How can beneficial bacteria (Lactobacillus for example) reduce mastitis, prevent pesticide absorption in bees and help dogs to digest their food better? All About Feed read the latest edition of the journal ‘Beneficial Microbes’ to find out.
Feeding of viable microorganisms (beneficial microbes) can enhance animal productivity and improve product safety. Ongoing research looks at the actual mode of action, efficacy and application for animal diets (livestock, fish, pets and even wildlife) and whether or not this reflects in better zootechnical performance and health and hence profit for the farmer or animal owner. A great hub of knowledge is the Journal Beneficial Microbes. From the latest edition, we highlight a few studies.
Save the bees from dying
The Canadian team of Trinder et al for example looked at how probiotic lactobacilli could be a potential prophylactic treatment for reducing pesticide absorption in humans and wildlife. Pesticides enter the environment via soil and water and can cause harm to wildlife that consume these toxic elements. The effect of pesticides (neonicotinoids) on bees is of particular concern. In their paper, the researchers explain that preliminary in vitro experiments suggest that lactobacilli are able to degrade some pesticides, enhance gut barrier function and influence gastrointestinal microbiota community structure. Translating this to bees: the researchers suggest that since beekeepers already use 'pollen patties' to provide for extra nutritional nourishment to bee colonies, there is a possibility that supplementing these patties with probiotic lactobacilli cold mitigate neonicotinoid-induced 'colony collapse disorder'.

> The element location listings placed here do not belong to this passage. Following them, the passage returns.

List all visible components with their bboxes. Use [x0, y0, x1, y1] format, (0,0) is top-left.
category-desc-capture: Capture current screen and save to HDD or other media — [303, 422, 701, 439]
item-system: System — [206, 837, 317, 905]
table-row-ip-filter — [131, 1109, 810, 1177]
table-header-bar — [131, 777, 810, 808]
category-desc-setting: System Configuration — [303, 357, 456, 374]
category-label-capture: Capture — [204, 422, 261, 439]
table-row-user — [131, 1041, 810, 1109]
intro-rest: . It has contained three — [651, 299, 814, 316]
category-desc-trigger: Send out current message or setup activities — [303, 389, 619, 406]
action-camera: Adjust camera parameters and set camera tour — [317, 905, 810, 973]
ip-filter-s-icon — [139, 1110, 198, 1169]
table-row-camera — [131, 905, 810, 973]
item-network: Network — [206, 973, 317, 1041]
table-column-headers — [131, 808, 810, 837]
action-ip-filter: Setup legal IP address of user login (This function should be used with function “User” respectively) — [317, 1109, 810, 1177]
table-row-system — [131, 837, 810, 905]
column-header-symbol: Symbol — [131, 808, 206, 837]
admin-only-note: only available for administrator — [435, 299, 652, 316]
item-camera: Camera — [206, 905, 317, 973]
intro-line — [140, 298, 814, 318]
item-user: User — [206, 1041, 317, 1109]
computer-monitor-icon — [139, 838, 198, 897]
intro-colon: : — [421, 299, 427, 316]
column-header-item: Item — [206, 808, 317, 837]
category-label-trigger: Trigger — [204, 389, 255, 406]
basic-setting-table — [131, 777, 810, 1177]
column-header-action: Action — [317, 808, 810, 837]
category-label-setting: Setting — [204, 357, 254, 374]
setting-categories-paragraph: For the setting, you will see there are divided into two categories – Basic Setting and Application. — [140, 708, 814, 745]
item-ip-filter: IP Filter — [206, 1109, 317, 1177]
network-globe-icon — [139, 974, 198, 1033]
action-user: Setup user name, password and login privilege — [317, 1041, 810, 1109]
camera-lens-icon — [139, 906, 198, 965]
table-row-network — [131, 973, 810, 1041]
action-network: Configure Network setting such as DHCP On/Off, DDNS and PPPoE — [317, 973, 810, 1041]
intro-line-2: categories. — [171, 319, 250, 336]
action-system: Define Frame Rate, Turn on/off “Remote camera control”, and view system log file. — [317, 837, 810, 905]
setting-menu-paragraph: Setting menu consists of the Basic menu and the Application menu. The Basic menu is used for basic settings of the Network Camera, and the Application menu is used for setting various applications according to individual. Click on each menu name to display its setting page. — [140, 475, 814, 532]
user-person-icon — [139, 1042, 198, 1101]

A way to prevent bovine mastitis
Bovine mastitis, an inflammatory disease of the mammary gland often associated with bacterial infection, is the first cause of antibiotic use in dairy cattle. A research team from France and Brazil looked at the potential of using Lactococcus lactis V, a strain isolated from the mammary gland, to use as a probiotic option against the disease, and hence reducing the use of antibiotics. Of interest was to know how well the probiotic can prevent an invasion of bovine mammary gland epithelial cells (bMEC) of the two major mastitis pathogens: Escherichia coli and Staphylococcus aureus. It was shown that the probiotic inhibited the internationalisation of both E. coli and S. aureus strains into bMEC, whereas it inhibited the adhesion of only one out of two S. aureus strains and of none of the E. coli strains tested. Nevertheless, the researchers state in this paper that L. lactis V7 is a potential promising candidate for a probiotic prevention strategy against bovine mastitis.
Viability of probiotics in acid pet stomachs
Also pets can profit from beneficial microbes in their diet. But can a probiotic survive the high acidity of the dog stomach and thus survive and be beneficial for the host animal? In dogs, gastric acid is not neutralised even when a meal is present in the stomach. Moreover, dogs take longer to digest their meals than humans do. Accordingly, the most important characteristic of any probiotics considered for use in dogs is high acid tolerance. A team from Japan therefore studied whether orally administrated probiotics are capable of reaching the large intestine, or proliferation in the large intestine. It was shown that the probiotic strain Bifidobacterium animalis subsp. Lactis LKM512 were able to survive in the strong gastric acid present in the stomachs of dogs, and reach the large intestine. In addition, the total number of the LKM512 was greater than the original daily dose, meaning that these bacteria proliferated in the canine intestine. The authors of this paper therefore concluded that LKM512 may prove as a useful canine probiotic.